Georgia Blueberry, Vegetable Growers Vote to Extend Assessments

Clint ThompsonGeorgia

Atlanta, GA – Georgia Agriculture Commissioner Tyler Harper announced in April that Georgia blueberry growers voted to extend the $5 per ton assessment on marketed blueberries for an additional three years. The balloting was conducted from March 1 to March 30, 2024, and the extension passed with 71% voting in favor. Georgia Growers marketing 2,000 pounds or more of blueberries are subject to the assessment, ensuring continued support for the research, education and promotion to support Georgia’s blueberry industry.
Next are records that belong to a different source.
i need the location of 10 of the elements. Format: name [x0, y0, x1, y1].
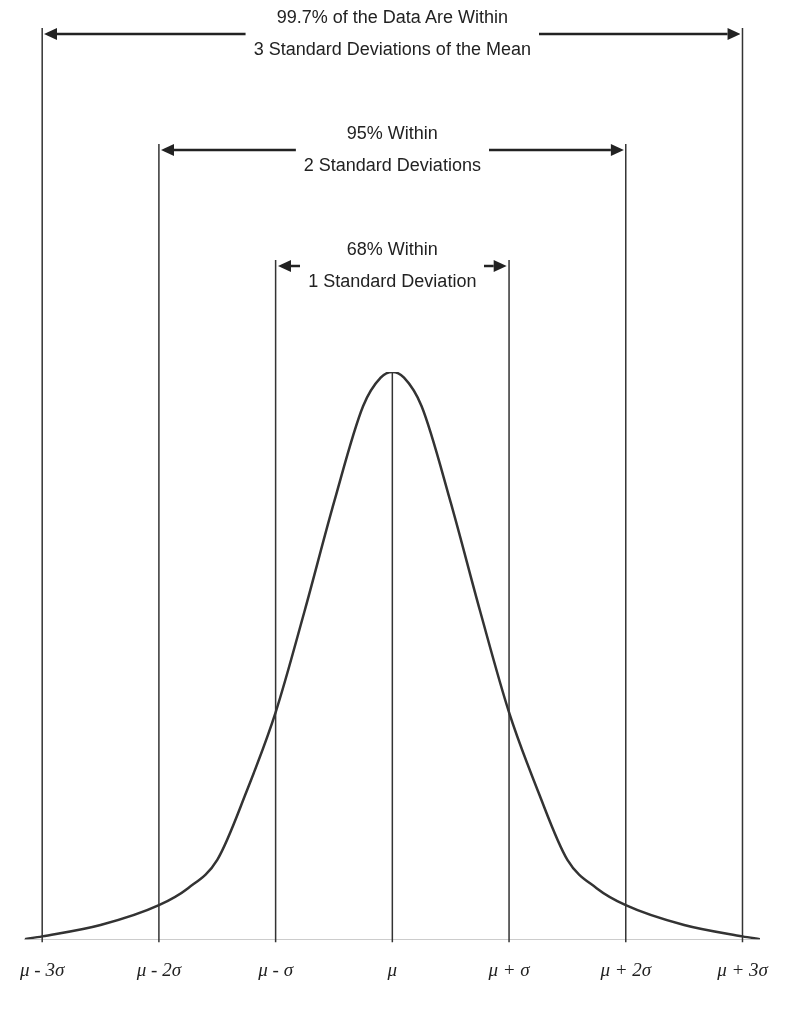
x-tick-label: μ: [386, 958, 398, 980]
x-tick-label: μ - σ: [257, 958, 294, 980]
x-tick-label: μ + 3σ: [716, 958, 769, 980]
x-tick-label: μ + σ: [487, 958, 531, 980]
x-tick-label: μ - 3σ: [19, 958, 65, 980]
text: 68% Within 1 Standard Deviation: [308, 238, 477, 291]
x-tick-label: μ - 2σ: [135, 958, 182, 980]
text: 95% Within 2 Standard Deviations: [303, 122, 481, 175]
x-tick-label: μ + 2σ: [599, 958, 652, 980]
text: 99.7% of the Data Are Within 3 Standard Deviations of the Mean: [253, 6, 531, 59]
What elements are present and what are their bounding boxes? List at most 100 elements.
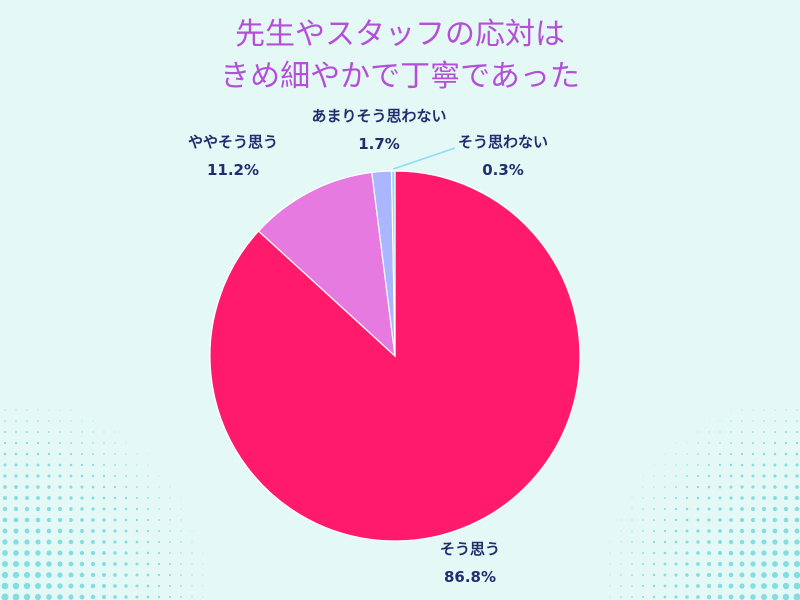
decor-dot bbox=[102, 540, 106, 544]
decor-dot bbox=[707, 529, 711, 533]
decor-dot bbox=[685, 485, 689, 489]
decor-dot bbox=[642, 530, 644, 532]
decor-dot bbox=[774, 420, 776, 422]
chart-title-line-2: きめ細やかで丁寧であった bbox=[220, 59, 580, 94]
decor-dot bbox=[58, 485, 62, 489]
decor-dot bbox=[26, 431, 28, 433]
decor-dot bbox=[3, 496, 7, 500]
decor-dot bbox=[169, 508, 171, 510]
decor-dot bbox=[147, 453, 149, 455]
decor-dot bbox=[675, 464, 677, 466]
decor-dot bbox=[92, 442, 94, 444]
decor-dot bbox=[14, 496, 18, 500]
decor-dot bbox=[147, 497, 149, 499]
decor-dot bbox=[772, 517, 778, 523]
slice-label-4: そう思わない bbox=[458, 133, 548, 151]
decor-dot bbox=[741, 409, 743, 411]
decor-dot bbox=[91, 463, 95, 467]
decor-dot bbox=[729, 518, 733, 522]
decor-dot bbox=[642, 563, 644, 565]
decor-dot bbox=[675, 475, 677, 477]
decor-dot bbox=[13, 550, 19, 556]
decor-dot bbox=[761, 572, 767, 578]
decor-dot bbox=[696, 485, 700, 489]
decor-dot bbox=[14, 463, 18, 467]
decor-dot bbox=[653, 475, 655, 477]
decor-dot bbox=[24, 539, 30, 545]
decor-dot bbox=[708, 442, 710, 444]
decor-dot bbox=[696, 562, 700, 566]
decor-dot bbox=[664, 464, 666, 466]
decor-dot bbox=[103, 442, 105, 444]
decor-dot bbox=[13, 528, 19, 534]
decor-dot bbox=[740, 463, 744, 467]
decor-dot bbox=[57, 528, 63, 534]
decor-dot bbox=[750, 572, 756, 578]
chart-title-line-1: 先生やスタッフの応対は bbox=[235, 17, 565, 52]
decor-dot bbox=[686, 475, 688, 477]
decor-dot bbox=[24, 528, 30, 534]
decor-dot bbox=[685, 551, 689, 555]
decor-dot bbox=[794, 528, 800, 534]
decor-dot bbox=[25, 474, 29, 478]
slice-label-2: ややそう思う bbox=[188, 133, 278, 151]
decor-dot bbox=[782, 582, 790, 590]
decor-dot bbox=[783, 528, 789, 534]
decor-dot bbox=[169, 486, 171, 488]
decor-dot bbox=[80, 518, 84, 522]
decor-dot bbox=[609, 585, 611, 587]
decor-dot bbox=[729, 507, 733, 511]
decor-dot bbox=[102, 573, 106, 577]
decor-dot bbox=[663, 518, 667, 522]
decor-dot bbox=[23, 582, 31, 590]
decor-dot bbox=[772, 561, 778, 567]
decor-dot bbox=[2, 528, 8, 534]
decor-dot bbox=[631, 563, 633, 565]
decor-dot bbox=[741, 431, 743, 433]
decor-dot bbox=[708, 453, 710, 455]
decor-dot bbox=[57, 594, 63, 600]
decor-dot bbox=[59, 420, 61, 422]
decor-dot bbox=[696, 518, 700, 522]
decor-dot bbox=[46, 539, 52, 545]
decor-dot bbox=[113, 595, 117, 599]
decor-dot bbox=[609, 574, 611, 576]
decor-dot bbox=[728, 583, 734, 589]
decor-dot bbox=[631, 585, 633, 587]
decor-dot bbox=[36, 441, 40, 445]
decor-dot bbox=[114, 442, 116, 444]
decor-dot bbox=[718, 485, 722, 489]
decor-dot bbox=[739, 550, 745, 556]
decor-dot bbox=[35, 539, 41, 545]
decor-dot bbox=[707, 562, 711, 566]
decor-dot bbox=[796, 409, 798, 411]
decor-dot bbox=[79, 594, 85, 600]
decor-dot bbox=[641, 584, 645, 588]
leader-line bbox=[392, 147, 456, 170]
decor-dot bbox=[4, 431, 6, 433]
decor-dot bbox=[191, 519, 193, 521]
decor-dot bbox=[708, 431, 710, 433]
decor-dot bbox=[620, 530, 622, 532]
decor-dot bbox=[46, 517, 52, 523]
decor-dot bbox=[1, 593, 9, 600]
decor-dot bbox=[728, 539, 734, 545]
decor-dot bbox=[642, 552, 644, 554]
decor-dot bbox=[102, 551, 106, 555]
decor-dot bbox=[180, 596, 182, 598]
decor-dot bbox=[26, 409, 28, 411]
decor-dot bbox=[696, 584, 700, 588]
decor-dot bbox=[69, 463, 73, 467]
decor-dot bbox=[202, 596, 204, 598]
decor-dot bbox=[80, 529, 84, 533]
decor-dot bbox=[113, 551, 117, 555]
decor-dot bbox=[36, 474, 40, 478]
decor-dot bbox=[90, 550, 96, 556]
decor-dot bbox=[102, 496, 106, 500]
decor-dot bbox=[750, 594, 756, 600]
decor-dot bbox=[46, 572, 52, 578]
decor-dot bbox=[706, 583, 712, 589]
decor-dot bbox=[674, 573, 678, 577]
decor-dot bbox=[191, 574, 193, 576]
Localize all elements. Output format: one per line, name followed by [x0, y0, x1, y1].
The Georgia Agricultural Commodity Commission for Blueberries, established by the Georgia State Legislature in 2008, is crucial in advancing Georgia’s blueberry industry. It allocates funds toward essential projects, including research, education, and promotional efforts. These initiatives encompass various endeavors, from breeding and genetic improvements to fertility studies, variety evaluations, insect and disease management, and weed control. Notably, the Commission actively advocates for fair trade practices, urging the Federal Trade Commission to investigate instances of blueberry dumping into the U.S. market.

Harper also announced that Georgia vegetable producers voted to extend the one-cent-per-marketing-unit checkoff fee on 14 key vegetable crops for another three years. The decision, supported by more than 90% of producers, reflects their commitment to ensuring fresh, nutritious food for all Georgians.

The approved market order covers crops including cabbage, beans, greens, bell peppers, specialty peppers, tomatoes, eggplants, carrots, beets, cantaloupes, squash, broccoli, sweet potatoes and cucumbers, providing vital support for growers statewide.

Funds collected by the Georgia Vegetable Commission contribute to research initiatives conducted by the University of Georgia, focusing on production enhancement, disease control and pest management.

To participate, growers must produce 50 acres or more of designated crops annually.